A genetic genealogist traced them to a schoolteacher named Hallie Armstrong, who died in 1881. While Armstrong was ostensibly buried more than 150 miles away in Clinton County, research by genealogist Val Bogart revealed that the home was once the residence of a prominent physician; Armstrong may have been a victim of an epidemic of grave robbing to obtain bones for medical research. While in this case the project may not have solved a murder, it did solve a mystery. “We were able to give [Hallie Armstrong] her name back,” Doutt says. “She can be laid to rest as she was meant to be.”

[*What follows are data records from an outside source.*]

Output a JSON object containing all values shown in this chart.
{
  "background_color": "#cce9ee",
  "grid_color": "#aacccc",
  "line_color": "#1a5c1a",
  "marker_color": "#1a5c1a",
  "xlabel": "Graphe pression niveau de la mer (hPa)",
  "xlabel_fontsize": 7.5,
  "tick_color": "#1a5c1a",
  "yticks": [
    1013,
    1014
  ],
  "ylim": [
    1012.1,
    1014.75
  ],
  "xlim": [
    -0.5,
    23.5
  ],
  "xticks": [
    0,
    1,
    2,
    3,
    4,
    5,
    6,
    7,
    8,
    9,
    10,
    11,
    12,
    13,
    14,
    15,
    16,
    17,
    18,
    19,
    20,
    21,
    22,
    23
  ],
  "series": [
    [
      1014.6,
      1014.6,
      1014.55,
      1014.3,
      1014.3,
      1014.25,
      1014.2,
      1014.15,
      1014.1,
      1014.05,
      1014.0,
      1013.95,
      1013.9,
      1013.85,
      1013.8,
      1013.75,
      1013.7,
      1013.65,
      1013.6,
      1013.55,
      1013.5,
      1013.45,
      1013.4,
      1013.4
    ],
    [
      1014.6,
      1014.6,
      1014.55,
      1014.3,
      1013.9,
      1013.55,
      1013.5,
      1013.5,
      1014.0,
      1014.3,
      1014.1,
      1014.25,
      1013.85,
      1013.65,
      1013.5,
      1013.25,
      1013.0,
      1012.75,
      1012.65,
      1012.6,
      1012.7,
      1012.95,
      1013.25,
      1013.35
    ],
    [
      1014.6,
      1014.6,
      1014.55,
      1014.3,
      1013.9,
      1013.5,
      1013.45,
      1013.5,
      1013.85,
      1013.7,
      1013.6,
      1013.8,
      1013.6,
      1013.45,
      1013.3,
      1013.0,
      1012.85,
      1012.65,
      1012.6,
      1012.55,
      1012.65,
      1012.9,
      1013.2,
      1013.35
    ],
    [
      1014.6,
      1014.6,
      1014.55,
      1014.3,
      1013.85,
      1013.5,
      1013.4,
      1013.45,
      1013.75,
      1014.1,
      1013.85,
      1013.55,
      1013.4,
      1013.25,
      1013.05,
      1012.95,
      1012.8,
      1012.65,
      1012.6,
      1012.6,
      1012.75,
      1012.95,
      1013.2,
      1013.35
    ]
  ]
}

Fresh off this success, the project is currently at work on identifying victims in two other cold cases. In one, a man’s body was found inside a barrel in Cleveland in 1969. He had been shot and dismembered. In another, a young woman’s body was found partially decomposed on the shores of Lake Erie in Sandusky in 1980.

“There are a lot of John and Jane Does in Ohio that need to be identified, and to me that’s just as exciting as catching a killer.”

In both cases, Renner is hopeful that the identity of the victim can generate leads. “There are a lot of John and Jane Does in Ohio that need to be identified, and to me that’s just as exciting as catching a killer,” he says. “We have to identify the victim before we can even figure out where to start with potential suspects.”

Recently, the Porchlight Project received a major gift of $25,000 from Ashley Flowers, host of the Crime Junkie podcast, that has allowed it to start an endowment to fund its work. Renner figures it has the funding to take on another two cases right away. He also hopes it might soon be able to take on higher-profile cases, such as that of the infamous Cleveland Torso Murderer from the 1930s—and perhaps even the Amy Mihaljevic case, which recently has seen some new developments. “I think genetic genealogy could solve the Mihaljevic case and hopefully one day the Porchlight Project can help,” Renner says. “If I could choose to solve any case in the world, it’s this one.” 

Ultimately, Renner hopes the project can serve as a model, shining a light to illuminate long-dark cases and laying mysteries to rest at last. “There are so many cases in Ohio, we don’t need to branch out,” he says. “But there is a need for nonprofits like the Porchlight Project in every state.” 

Such an army of investigators could truly be a game changer in solving cold cases nationwide, bringing long-awaited closure to victims’ families. “The technology is so good that if you left DNA at a crime scene, you might as well turn yourself in,” Renner says. “It’s only a matter of time before you will be caught.”